Transcript
Introduction
"Those on whom legends are built are their legends," declared Coco Chanel not long before her death, when her face had already become a fixed mask to the world and her myth apparently impenetrable. She was speaking to Claude Delay. Delay was a young woman at the time, the daughter of a well-known French psychiatrist, but is herself now an imminent psychoanalyst, and an expert guide to the labyrinth of secrets and lies that Chanel constructed to conceal the truth of her past. Not that there's ever a single truth in a life, especially for a woman who built a career on refashioning women's ideas of themselves, which may be why Chanel recounted so many different stories about herself, as if in each version, something new might emerge out of our history.

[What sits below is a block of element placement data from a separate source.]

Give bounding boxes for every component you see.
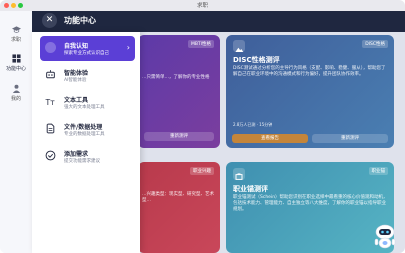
- card-tag: 职业兴趣: [190, 167, 214, 175]
- grid-icon: [11, 54, 21, 63]
- menu-item-file-data[interactable]: 文件/数据处理 专业的数据处理工具: [40, 117, 135, 142]
- view-report-button[interactable]: 查看报告: [232, 134, 308, 143]
- robot-icon: [46, 70, 55, 79]
- rail-label-mine: 我的: [10, 96, 21, 102]
- feature-drawer: 自我认知 探索专业方式认识自己 › 智能体验 AI智能体验 Tт 文本工具 强大…: [32, 32, 140, 253]
- rail-label-feature-center: 功能中心: [5, 66, 26, 72]
- check-circle-icon: [45, 150, 56, 161]
- card-title: 职业锚测评: [233, 185, 268, 193]
- menu-item-ai-experience[interactable]: 智能体验 AI智能体验: [40, 63, 135, 88]
- card-desc: …只需简单…，了解你的专业性格: [142, 75, 210, 80]
- side-rail: 求职 功能中心 我的: [0, 11, 33, 253]
- card-icon-box: [233, 168, 245, 180]
- window-title: 求职: [196, 3, 208, 9]
- menu-item-self-awareness[interactable]: 自我认知 探索专业方式认识自己 ›: [40, 36, 135, 61]
- rail-item-feature-center[interactable]: 功能中心: [0, 54, 32, 72]
- disc-card[interactable]: DISC性格 DISC性格测评 DISC测试通过分析您的主导行为风格（支配、影响…: [226, 35, 394, 148]
- rail-item-jobs[interactable]: 求职: [0, 25, 32, 43]
- menu-desc: 强大的文本处理工具: [64, 105, 105, 110]
- card-desc: DISC测试通过分析您的主导行为风格（支配、影响、稳健、服从），帮助您了解自己在…: [233, 66, 386, 77]
- card-desc: …兴趣类型：现实型、研究型、艺术型…: [142, 192, 214, 203]
- card-icon-box: [233, 40, 245, 52]
- mountain-icon: [235, 47, 244, 52]
- card-tag: DISC性格: [362, 40, 388, 48]
- menu-desc: 专业的数据处理工具: [64, 132, 105, 137]
- retest-button[interactable]: 重新测评: [312, 134, 388, 143]
- menu-title: 文件/数据处理: [64, 124, 103, 131]
- retest-button[interactable]: 重新测评: [144, 132, 214, 141]
- rail-label-jobs: 求职: [10, 37, 21, 43]
- menu-desc: 探索专业方式认识自己: [64, 51, 109, 56]
- anchor-icon: [235, 173, 243, 180]
- career-interest-card[interactable]: 职业兴趣 …兴趣类型：现实型、研究型、艺术型…: [138, 162, 220, 253]
- close-drawer-button[interactable]: ✕: [42, 13, 57, 28]
- menu-desc: 提交功能需求建议: [64, 159, 100, 164]
- robot-mascot-icon[interactable]: [370, 220, 400, 250]
- menu-title: 文本工具: [64, 97, 89, 104]
- rail-item-mine[interactable]: 我的: [0, 84, 32, 102]
- menu-item-add-request[interactable]: 添加需求 提交功能需求建议: [40, 144, 135, 169]
- text-icon: Tт: [45, 98, 55, 107]
- document-icon: [46, 123, 55, 134]
- card-desc: 职业锚测试（Schein）帮助您识别在职业选择中最看重的核心价值观和动机，包括技…: [233, 195, 388, 212]
- app-window: 求职 求职 功能中心 我的 MBTI性格 …只需简单…，了解你的专业性格 重新测…: [0, 0, 405, 253]
- menu-title: 智能体验: [64, 70, 89, 77]
- brain-icon: [45, 42, 56, 53]
- menu-item-text-tools[interactable]: Tт 文本工具 强大的文本处理工具: [40, 90, 135, 115]
- menu-desc: AI智能体验: [64, 78, 87, 83]
- career-anchor-card[interactable]: 职业锚 职业锚测评 职业锚测试（Schein）帮助您识别在职业选择中最看重的核心…: [226, 162, 394, 253]
- chevron-right-icon: ›: [126, 43, 130, 52]
- title-bar: 求职: [0, 0, 405, 11]
- svg-text:Tт: Tт: [45, 98, 55, 107]
- menu-title: 添加需求: [64, 151, 89, 158]
- card-title: DISC性格测评: [233, 56, 280, 64]
- card-meta: 2.8万人已测 · 15分钟: [233, 122, 273, 127]
- user-icon: [12, 84, 20, 93]
- hat-icon: [11, 26, 21, 33]
- mbti-card[interactable]: MBTI性格 …只需简单…，了解你的专业性格 重新测评: [138, 35, 220, 148]
- card-tag: 职业锚: [368, 167, 388, 175]
- page-title: 功能中心: [64, 16, 96, 25]
- menu-title: 自我认知: [64, 43, 89, 50]
- card-tag: MBTI性格: [187, 40, 214, 48]
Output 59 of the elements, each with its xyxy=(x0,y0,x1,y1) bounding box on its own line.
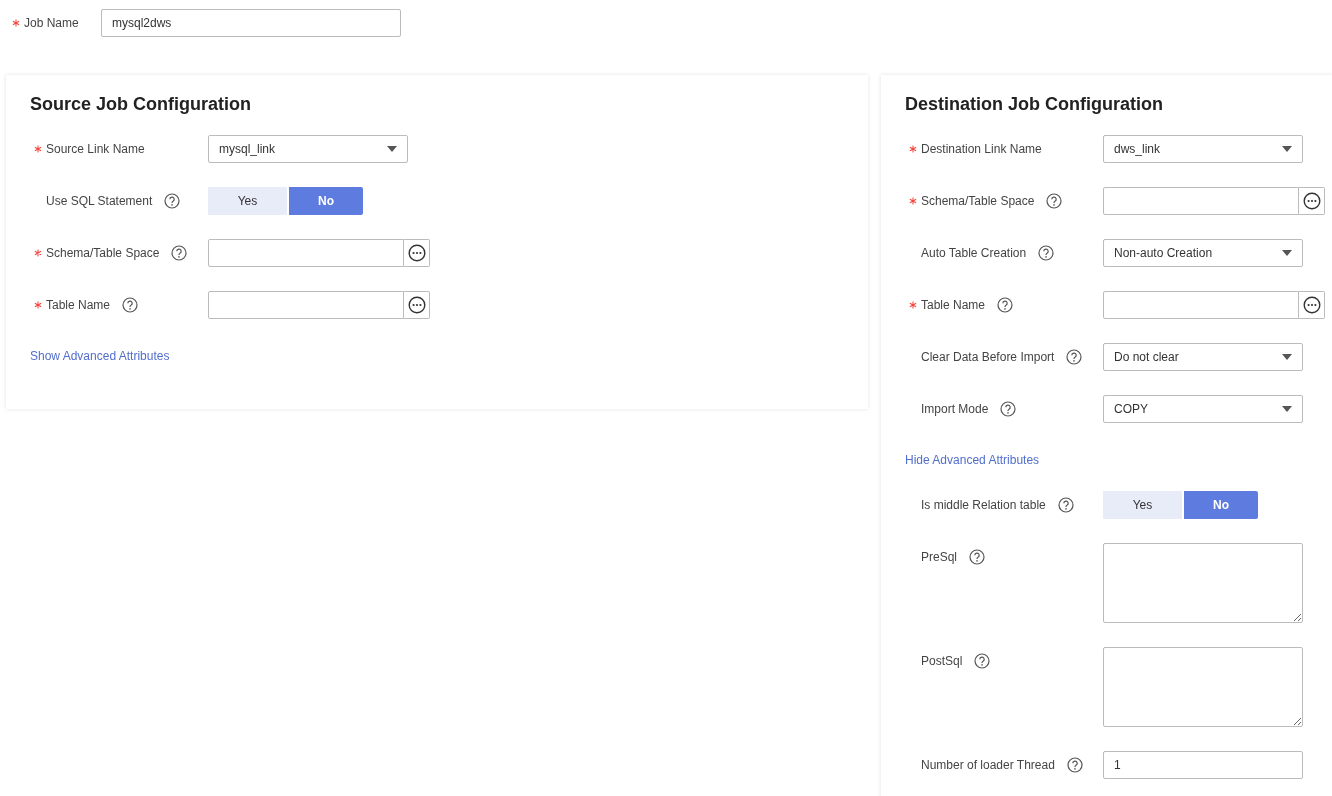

"I don't like the family," she told Delay. "You're born in it, not of it. I don't know anything more terrifying than the family." And so she circled around and about it, telling and retelling the narrative of her youth, remaking history just as she remade the sleeves of a jacket, unfastening its seams and cutting its threads and then sewing it back together again. Childhood. You speak of it when you're very tired because it's a time when you had hopes, expectations. I remember my childhood by heart. If Chanel's memory did survive intact, she nevertheless obscured her past from others, reshaping its heartaches, smoothing away the rough edges, but she couldn't keep all the details hidden."
That was an excerpt from the book that I'm going to talk to you about today, which is, Coco Chanel: The Legend and the Life, and it was written by Justine Picardie. Okay. So this is my second time reading a biography of Coco Chanel. There's two primary reasons why I needed to read another one in addition to her being one of the most successful entrepreneurs to ever live and maybe creating one of the best or not maybe, definitely creating one of the best well-known brands that has ever existed in human history.